JABARONLINE.COM - Sebagai konsultan properti profesional yang memahami seluk-beluk pasar pembiayaan perumahan di Indonesia, saya sering menjumpai calon pemilik rumah yang mengalami hambatan saat mengajukan Kredit Pemilikan Rumah (KPR) Subsidi. Tujuan dari program ini adalah menyediakan akses kepemilikan rumah bagi masyarakat berpenghasilan menengah ke bawah, namun proses persetujuan oleh KPR Bank seringkali terasa panjang. Kunci untuk mempercepat proses ini terletak pada persiapan administratif yang sempurna dan pemahaman yang jelas mengenai kriteria kelayakan FLPP (Fasilitas Likuiditas Pembiayaan Perumahan).

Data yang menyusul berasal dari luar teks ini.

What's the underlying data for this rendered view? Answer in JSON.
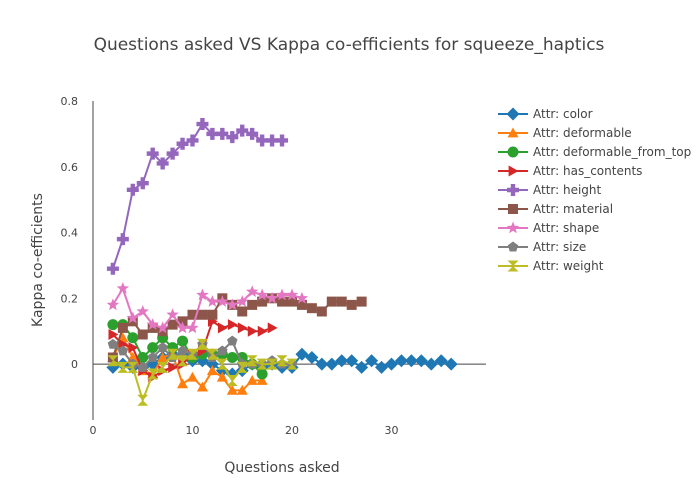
{
  "chart_data": {
    "type": "line",
    "title": "Questions asked VS Kappa co-efficients for squeeze_haptics",
    "xlabel": "Questions asked",
    "ylabel": "Kappa co-efficients",
    "xlim": [
      0,
      39.5
    ],
    "ylim": [
      -0.17,
      0.8
    ],
    "xticks": [
      0,
      10,
      20,
      30
    ],
    "yticks": [
      0,
      0.2,
      0.4,
      0.6,
      0.8
    ],
    "xtick_labels": [
      "0",
      "10",
      "20",
      "30"
    ],
    "ytick_labels": [
      "0",
      "0.2",
      "0.4",
      "0.6",
      "0.8"
    ],
    "grid": false,
    "legend_position": "right",
    "series": [
      {
        "name": "Attr: color",
        "color": "#1f77b4",
        "marker": "diamond",
        "x": [
          2,
          3,
          4,
          5,
          6,
          7,
          8,
          9,
          10,
          11,
          12,
          13,
          14,
          15,
          16,
          17,
          18,
          19,
          20,
          21,
          22,
          23,
          24,
          25,
          26,
          27,
          28,
          29,
          30,
          31,
          32,
          33,
          34,
          35,
          36
        ],
        "y": [
          -0.01,
          0.0,
          -0.01,
          -0.01,
          0.0,
          0.02,
          0.03,
          0.03,
          0.01,
          0.01,
          0.0,
          -0.02,
          -0.03,
          -0.02,
          0.0,
          -0.01,
          0.0,
          -0.01,
          -0.01,
          0.03,
          0.02,
          0.0,
          0.0,
          0.01,
          0.01,
          -0.01,
          0.01,
          -0.01,
          0.0,
          0.01,
          0.01,
          0.01,
          0.0,
          0.01,
          0.0
        ]
      },
      {
        "name": "Attr: deformable",
        "color": "#ff7f0e",
        "marker": "triangle-up",
        "x": [
          2,
          3,
          4,
          5,
          6,
          7,
          8,
          9,
          10,
          11,
          12,
          13,
          14,
          15,
          16,
          17
        ],
        "y": [
          0.02,
          0.08,
          0.02,
          -0.02,
          -0.03,
          0.02,
          0.03,
          -0.06,
          -0.04,
          -0.07,
          -0.02,
          -0.04,
          -0.08,
          -0.08,
          -0.05,
          -0.05
        ]
      },
      {
        "name": "Attr: deformable_from_top",
        "color": "#2ca02c",
        "marker": "circle",
        "x": [
          2,
          3,
          4,
          5,
          6,
          7,
          8,
          9,
          10,
          11,
          12,
          13,
          14,
          15,
          16,
          17
        ],
        "y": [
          0.12,
          0.12,
          0.08,
          0.02,
          0.05,
          0.08,
          0.05,
          0.07,
          0.02,
          0.03,
          0.03,
          0.03,
          0.02,
          0.02,
          0.0,
          -0.03
        ]
      },
      {
        "name": "Attr: has_contents",
        "color": "#d62728",
        "marker": "triangle-right",
        "x": [
          2,
          3,
          4,
          5,
          6,
          7,
          8,
          9,
          10,
          11,
          12,
          13,
          14,
          15,
          16,
          17,
          18
        ],
        "y": [
          0.09,
          0.06,
          0.05,
          -0.02,
          -0.04,
          -0.02,
          -0.01,
          0.0,
          0.03,
          0.04,
          0.13,
          0.11,
          0.12,
          0.11,
          0.1,
          0.1,
          0.11
        ]
      },
      {
        "name": "Attr: height",
        "color": "#9467bd",
        "marker": "cross",
        "x": [
          2,
          3,
          4,
          5,
          6,
          7,
          8,
          9,
          10,
          11,
          12,
          13,
          14,
          15,
          16,
          17,
          18,
          19
        ],
        "y": [
          0.29,
          0.38,
          0.53,
          0.55,
          0.64,
          0.61,
          0.64,
          0.67,
          0.68,
          0.73,
          0.7,
          0.7,
          0.69,
          0.71,
          0.7,
          0.68,
          0.68,
          0.68
        ]
      },
      {
        "name": "Attr: material",
        "color": "#8c564b",
        "marker": "square",
        "x": [
          2,
          3,
          4,
          5,
          6,
          7,
          8,
          9,
          10,
          11,
          12,
          13,
          14,
          15,
          16,
          17,
          18,
          19,
          20,
          21,
          22,
          23,
          24,
          25,
          26,
          27
        ],
        "y": [
          0.02,
          0.11,
          0.13,
          0.09,
          0.11,
          0.1,
          0.12,
          0.13,
          0.15,
          0.15,
          0.15,
          0.2,
          0.18,
          0.16,
          0.18,
          0.19,
          0.2,
          0.19,
          0.19,
          0.18,
          0.17,
          0.16,
          0.19,
          0.19,
          0.18,
          0.19
        ]
      },
      {
        "name": "Attr: shape",
        "color": "#e377c2",
        "marker": "star",
        "x": [
          2,
          3,
          4,
          5,
          6,
          7,
          8,
          9,
          10,
          11,
          12,
          13,
          14,
          15,
          16,
          17,
          18,
          19,
          20,
          21
        ],
        "y": [
          0.18,
          0.23,
          0.14,
          0.16,
          0.12,
          0.11,
          0.15,
          0.11,
          0.11,
          0.21,
          0.19,
          0.19,
          0.18,
          0.19,
          0.22,
          0.21,
          0.2,
          0.21,
          0.21,
          0.2
        ]
      },
      {
        "name": "Attr: size",
        "color": "#7f7f7f",
        "marker": "pentagon",
        "x": [
          2,
          3,
          4,
          5,
          6,
          7,
          8,
          9,
          10,
          11,
          12,
          13,
          14,
          15,
          16,
          17,
          18,
          19,
          20
        ],
        "y": [
          0.06,
          0.04,
          0.0,
          -0.01,
          0.02,
          0.05,
          0.02,
          0.04,
          0.03,
          0.06,
          0.02,
          0.04,
          0.07,
          0.0,
          0.0,
          0.0,
          0.01,
          0.0,
          0.0
        ]
      },
      {
        "name": "Attr: weight",
        "color": "#bcbd22",
        "marker": "hourglass",
        "x": [
          2,
          3,
          4,
          5,
          6,
          7,
          8,
          9,
          10,
          11,
          12,
          13,
          14,
          15,
          16,
          17,
          18,
          19,
          20
        ],
        "y": [
          0.01,
          -0.01,
          -0.01,
          -0.11,
          -0.03,
          -0.01,
          0.03,
          0.01,
          0.03,
          0.06,
          0.03,
          0.0,
          -0.05,
          -0.01,
          0.01,
          0.0,
          0.0,
          0.01,
          0.0
        ]
      }
    ]
  }
}
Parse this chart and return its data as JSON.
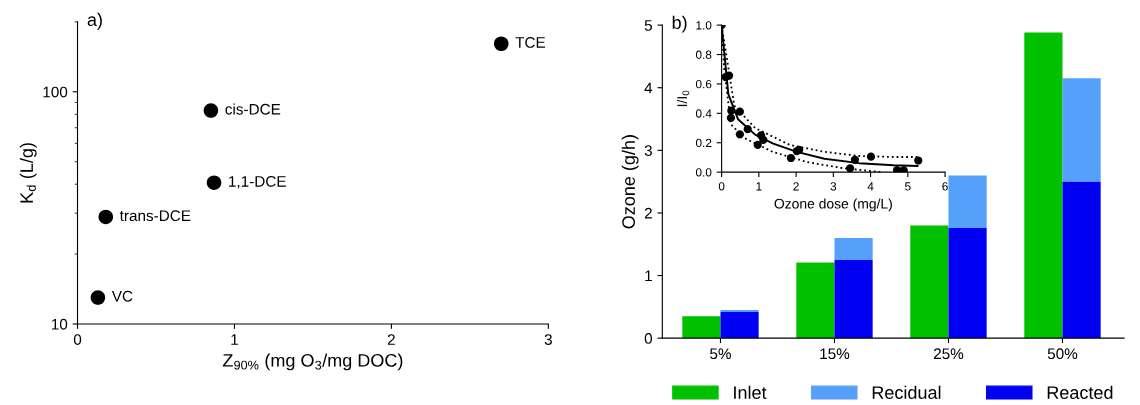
{
  "chart_data": [
    {
      "type": "scatter",
      "title": "a)",
      "xlabel": "Z$_{90%}$ (mg O$_{3}$/mg DOC)",
      "ylabel": "K$_{d}$ (L/g)",
      "log": "y",
      "xlim": [
        0,
        3
      ],
      "xticks": [
        0,
        1,
        2,
        3
      ],
      "ylim": [
        10,
        200
      ],
      "yticks": [
        10,
        100
      ],
      "marker": "circle",
      "grid": false,
      "legend": false,
      "series": [
        {
          "color": "#000000",
          "x": [
            2.7,
            0.85,
            0.87,
            0.18,
            0.13
          ],
          "values": [
            161,
            83,
            40.6,
            28.9,
            13
          ]
        }
      ],
      "annotations": [
        {
          "text": "TCE",
          "x": 2.7,
          "y": 161
        },
        {
          "text": "cis-DCE",
          "x": 0.85,
          "y": 83
        },
        {
          "text": "1,1-DCE",
          "x": 0.87,
          "y": 40.6
        },
        {
          "text": "trans-DCE",
          "x": 0.18,
          "y": 28.9
        },
        {
          "text": "VC",
          "x": 0.13,
          "y": 13
        }
      ]
    },
    {
      "type": "bar",
      "title": "b)",
      "ylabel": "Ozone (g/h)",
      "categories": [
        "5%",
        "15%",
        "25%",
        "50%"
      ],
      "ylim": [
        0,
        5
      ],
      "yticks": [
        0,
        1,
        2,
        3,
        4,
        5
      ],
      "legend": "bottom",
      "grid": false,
      "series": [
        {
          "name": "Inlet",
          "color": "#00c000",
          "values": [
            0.35,
            1.21,
            1.8,
            4.88
          ]
        },
        {
          "name": "Recidual",
          "color": "#55a0fa",
          "values": [
            0.03,
            0.35,
            0.84,
            1.65
          ],
          "base": [
            0.42,
            1.25,
            1.76,
            2.5
          ]
        },
        {
          "name": "Reacted",
          "color": "#0000f5",
          "values": [
            0.42,
            1.25,
            1.76,
            2.5
          ]
        }
      ]
    },
    {
      "type": "scatter",
      "xlabel": "Ozone dose (mg/L)",
      "ylabel": "I/I$_{0}$",
      "xlim": [
        0,
        6
      ],
      "xticks": [
        0,
        1,
        2,
        3,
        4,
        5,
        6
      ],
      "ylim": [
        0,
        1
      ],
      "yticks": [
        {
          "value": 0,
          "label": "0.0"
        },
        {
          "value": 0.2,
          "label": "0.2"
        },
        {
          "value": 0.4,
          "label": "0.4"
        },
        {
          "value": 0.6,
          "label": "0.6"
        },
        {
          "value": 0.8,
          "label": "0.8"
        },
        {
          "value": 1,
          "label": "1.0"
        }
      ],
      "grid": false,
      "legend": false,
      "series": [
        {
          "type": "line",
          "line_style": "solid",
          "color": "#000000",
          "x": [
            0,
            0.18,
            0.44,
            0.9,
            1.37,
            2.02,
            2.76,
            3.69,
            4.62,
            5.26
          ],
          "values": [
            1.0,
            0.53,
            0.36,
            0.255,
            0.196,
            0.138,
            0.091,
            0.061,
            0.047,
            0.042
          ]
        },
        {
          "type": "line",
          "line_style": "dotted",
          "color": "#000000",
          "x": [
            0,
            0.34,
            0.9,
            1.83,
            2.76,
            3.69,
            4.62,
            5.26
          ],
          "values": [
            1.0,
            0.453,
            0.3,
            0.185,
            0.138,
            0.11,
            0.103,
            0.103
          ]
        },
        {
          "type": "line",
          "line_style": "dotted",
          "color": "#000000",
          "x": [
            0,
            0.07,
            0.25,
            0.62,
            1.37,
            2.3,
            3.23,
            4.3
          ],
          "values": [
            1.0,
            0.7,
            0.325,
            0.231,
            0.138,
            0.068,
            0.028,
            0.0
          ]
        },
        {
          "type": "scatter",
          "marker": "circle",
          "color": "#000000",
          "x": [
            0,
            0.11,
            0.2,
            0.26,
            0.25,
            0.49,
            0.49,
            0.7,
            1.06,
            1.12,
            0.97,
            1.86,
            2.02,
            2.08,
            3.45,
            3.58,
            4.01,
            4.71,
            4.89,
            5.28
          ],
          "values": [
            1.0,
            0.646,
            0.657,
            0.418,
            0.369,
            0.411,
            0.257,
            0.292,
            0.25,
            0.22,
            0.185,
            0.096,
            0.143,
            0.152,
            0.026,
            0.084,
            0.105,
            0.014,
            0.012,
            0.079
          ]
        }
      ]
    }
  ]
}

Memahami Kriteria Dasar Kelayakan Subsidi
Langkah pertama yang paling krusial adalah memastikan Anda memenuhi semua syarat mutlak program pemerintah. Ini mencakup batasan penghasilan maksimal, status kepemilikan rumah pertama, dan batasan harga jual rumah yang ditetapkan pemerintah daerah setempat. Banyak aplikasi ditolak bukan karena kemampuan membayar, melainkan karena ketidaksesuaian data penghasilan dengan ambang batas yang ditetapkan. Pastikan penghasilan gabungan Anda (jika mengajukan bersama pasangan) tidak melebihi plafon yang berlaku, karena ini adalah gerbang utama sebelum bank meninjau aspek lain.

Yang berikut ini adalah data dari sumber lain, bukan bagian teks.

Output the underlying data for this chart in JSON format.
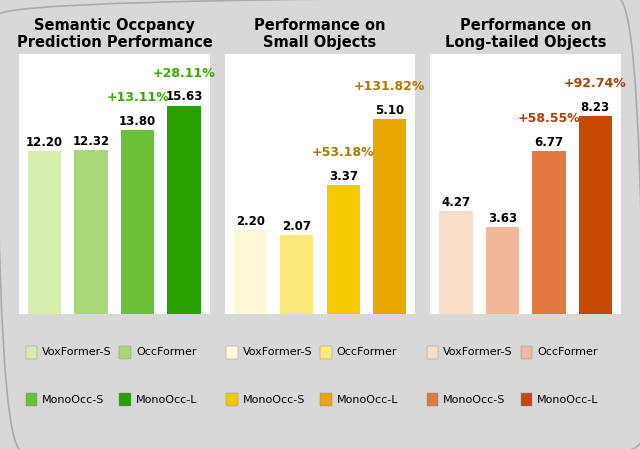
{
  "panels": [
    {
      "title": "Semantic Occpancy\nPrediction Performance",
      "bars": [
        {
          "label": "VoxFormer-S",
          "value": 12.2,
          "color": "#d4eeae"
        },
        {
          "label": "OccFormer",
          "value": 12.32,
          "color": "#a8d878"
        },
        {
          "label": "MonoOcc-S",
          "value": 13.8,
          "color": "#6cc038"
        },
        {
          "label": "MonoOcc-L",
          "value": 15.63,
          "color": "#28a000"
        }
      ],
      "annotations": [
        {
          "text": "+13.11%",
          "color": "#3aaa00",
          "bar_idx": 2
        },
        {
          "text": "+28.11%",
          "color": "#3aaa00",
          "bar_idx": 3
        }
      ],
      "ylim": [
        0,
        19.5
      ],
      "value_color": "black"
    },
    {
      "title": "Performance on\nSmall Objects",
      "bars": [
        {
          "label": "VoxFormer-S",
          "value": 2.2,
          "color": "#fef8d8"
        },
        {
          "label": "OccFormer",
          "value": 2.07,
          "color": "#fce878"
        },
        {
          "label": "MonoOcc-S",
          "value": 3.37,
          "color": "#f5c800"
        },
        {
          "label": "MonoOcc-L",
          "value": 5.1,
          "color": "#e8a800"
        }
      ],
      "annotations": [
        {
          "text": "+53.18%",
          "color": "#b07800",
          "bar_idx": 2
        },
        {
          "text": "+131.82%",
          "color": "#b07800",
          "bar_idx": 3
        }
      ],
      "ylim": [
        0,
        6.8
      ],
      "value_color": "black"
    },
    {
      "title": "Performance on\nLong-tailed Objects",
      "bars": [
        {
          "label": "VoxFormer-S",
          "value": 4.27,
          "color": "#f8ddc8"
        },
        {
          "label": "OccFormer",
          "value": 3.63,
          "color": "#f0b898"
        },
        {
          "label": "MonoOcc-S",
          "value": 6.77,
          "color": "#e07840"
        },
        {
          "label": "MonoOcc-L",
          "value": 8.23,
          "color": "#c84800"
        }
      ],
      "annotations": [
        {
          "text": "+58.55%",
          "color": "#b04000",
          "bar_idx": 2
        },
        {
          "text": "+92.74%",
          "color": "#b04000",
          "bar_idx": 3
        }
      ],
      "ylim": [
        0,
        10.8
      ],
      "value_color": "black"
    }
  ],
  "legend_groups": [
    [
      {
        "label": "VoxFormer-S",
        "color": "#d4eeae"
      },
      {
        "label": "OccFormer",
        "color": "#a8d878"
      },
      {
        "label": "MonoOcc-S",
        "color": "#6cc038"
      },
      {
        "label": "MonoOcc-L",
        "color": "#28a000"
      }
    ],
    [
      {
        "label": "VoxFormer-S",
        "color": "#fef8d8"
      },
      {
        "label": "OccFormer",
        "color": "#fce878"
      },
      {
        "label": "MonoOcc-S",
        "color": "#f5c800"
      },
      {
        "label": "MonoOcc-L",
        "color": "#e8a800"
      }
    ],
    [
      {
        "label": "VoxFormer-S",
        "color": "#f8ddc8"
      },
      {
        "label": "OccFormer",
        "color": "#f0b898"
      },
      {
        "label": "MonoOcc-S",
        "color": "#e07840"
      },
      {
        "label": "MonoOcc-L",
        "color": "#c84800"
      }
    ]
  ],
  "background_color": "#d8d8d8",
  "panel_bg": "#ffffff",
  "bar_width": 0.72,
  "title_fontsize": 10.5,
  "value_fontsize": 8.5,
  "annot_fontsize": 9.0,
  "legend_fontsize": 8.0
}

Memastikan Riwayat Kredit Bersih dan Teratur
Bank akan melakukan checking menyeluruh terhadap riwayat kredit Anda melalui Sistem Layanan Informasi Keuangan (SLIK) OJK. Untuk percepatan persetujuan, riwayat kredit Anda harus "bersih" atau good record. Hindari tunggakan sekecil apapun pada pinjaman sebelumnya, termasuk kartu kredit, cicilan kendaraan, atau pinjaman online. Jika Anda sedang mencicil kredit lain, pastikan rasio utang terhadap pendapatan (Debt Service Ratio/DSR) Anda masih sehat, idealnya tidak melebihi 35% dari total penghasilan bulanan.

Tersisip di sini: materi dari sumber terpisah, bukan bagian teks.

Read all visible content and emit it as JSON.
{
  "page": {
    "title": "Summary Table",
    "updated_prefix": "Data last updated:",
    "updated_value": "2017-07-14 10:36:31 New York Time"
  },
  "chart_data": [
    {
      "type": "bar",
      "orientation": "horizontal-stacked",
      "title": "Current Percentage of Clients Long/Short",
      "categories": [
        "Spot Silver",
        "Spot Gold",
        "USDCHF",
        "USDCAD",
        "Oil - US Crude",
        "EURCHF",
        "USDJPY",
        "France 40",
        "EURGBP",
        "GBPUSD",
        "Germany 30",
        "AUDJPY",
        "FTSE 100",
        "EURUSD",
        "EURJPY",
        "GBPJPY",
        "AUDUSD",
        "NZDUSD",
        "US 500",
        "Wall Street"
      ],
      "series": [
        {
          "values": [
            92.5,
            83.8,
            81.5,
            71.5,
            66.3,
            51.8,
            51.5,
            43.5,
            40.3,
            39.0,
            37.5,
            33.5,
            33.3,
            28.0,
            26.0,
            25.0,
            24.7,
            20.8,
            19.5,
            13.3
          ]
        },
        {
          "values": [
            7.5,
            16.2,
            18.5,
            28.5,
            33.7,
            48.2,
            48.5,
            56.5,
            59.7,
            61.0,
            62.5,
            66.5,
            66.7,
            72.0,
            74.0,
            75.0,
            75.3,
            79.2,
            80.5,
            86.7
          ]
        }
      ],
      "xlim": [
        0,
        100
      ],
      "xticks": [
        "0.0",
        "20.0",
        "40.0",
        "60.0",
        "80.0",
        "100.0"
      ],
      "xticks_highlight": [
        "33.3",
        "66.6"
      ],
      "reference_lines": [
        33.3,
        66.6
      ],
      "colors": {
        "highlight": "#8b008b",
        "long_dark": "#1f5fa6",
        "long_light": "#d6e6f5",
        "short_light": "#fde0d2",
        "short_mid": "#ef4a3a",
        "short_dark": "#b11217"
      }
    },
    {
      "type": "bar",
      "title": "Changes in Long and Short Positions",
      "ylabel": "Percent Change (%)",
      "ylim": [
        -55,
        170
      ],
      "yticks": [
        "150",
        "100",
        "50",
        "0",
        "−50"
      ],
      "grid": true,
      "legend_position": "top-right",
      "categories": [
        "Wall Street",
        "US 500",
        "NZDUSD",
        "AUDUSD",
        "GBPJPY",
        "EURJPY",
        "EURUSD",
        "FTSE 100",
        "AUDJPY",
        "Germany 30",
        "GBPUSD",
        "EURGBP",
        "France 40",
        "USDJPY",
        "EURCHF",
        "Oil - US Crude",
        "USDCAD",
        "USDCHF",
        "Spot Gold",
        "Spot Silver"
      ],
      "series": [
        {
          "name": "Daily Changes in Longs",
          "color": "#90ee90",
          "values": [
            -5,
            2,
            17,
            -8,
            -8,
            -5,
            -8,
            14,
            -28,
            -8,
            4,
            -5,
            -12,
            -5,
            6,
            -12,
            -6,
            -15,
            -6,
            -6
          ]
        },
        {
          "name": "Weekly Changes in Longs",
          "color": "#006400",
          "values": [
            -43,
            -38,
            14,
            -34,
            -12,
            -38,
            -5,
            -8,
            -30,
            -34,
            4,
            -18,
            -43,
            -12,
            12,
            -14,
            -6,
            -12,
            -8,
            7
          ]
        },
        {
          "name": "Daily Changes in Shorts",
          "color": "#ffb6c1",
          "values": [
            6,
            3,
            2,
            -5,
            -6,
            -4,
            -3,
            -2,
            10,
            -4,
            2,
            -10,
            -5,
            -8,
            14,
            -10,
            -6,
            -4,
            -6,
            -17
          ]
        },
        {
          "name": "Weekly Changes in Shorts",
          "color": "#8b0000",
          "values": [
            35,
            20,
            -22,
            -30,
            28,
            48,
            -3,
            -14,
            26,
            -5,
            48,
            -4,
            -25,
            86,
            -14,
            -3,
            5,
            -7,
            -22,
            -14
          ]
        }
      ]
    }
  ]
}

Persiapan Dokumen Pribadi yang Rapi dan Terstruktur
Dokumen pribadi adalah fondasi pengajuan. Kecepatan persetujuan sangat bergantung pada kelengkapan dan keaslian dokumen yang Anda serahkan. Siapkan fotokopi KTP, Kartu Keluarga, NPWP, Surat Keterangan Belum Menikah/Menikah, dan Akta Nikah (jika ada) dalam kondisi terbaru dan mudah dibaca. Semakin rapi dan terorganisir dokumen Anda, semakin cepat analis kredit dapat memverifikasi data tanpa perlu bolak-balik meminta revisi.
Kelengkapan Dokumen Pekerjaan yang Kredibel
Bagi karyawan, siapkan slip gaji tiga bulan terakhir, Surat Keterangan Penghasilan (SKP) dari perusahaan, dan rekening koran yang menunjukkan arus kas masuk rutin. Bagi wiraswasta, siapkan izin usaha, rekening koran minimal enam bulan, dan laporan keuangan sederhana. Bank sangat menekankan pembuktian kemampuan finansial yang berkelanjutan. Dokumen pekerjaan yang tidak jelas atau tidak lengkap seringkali menjadi penyebab utama penundaan persetujuan KPR Bank.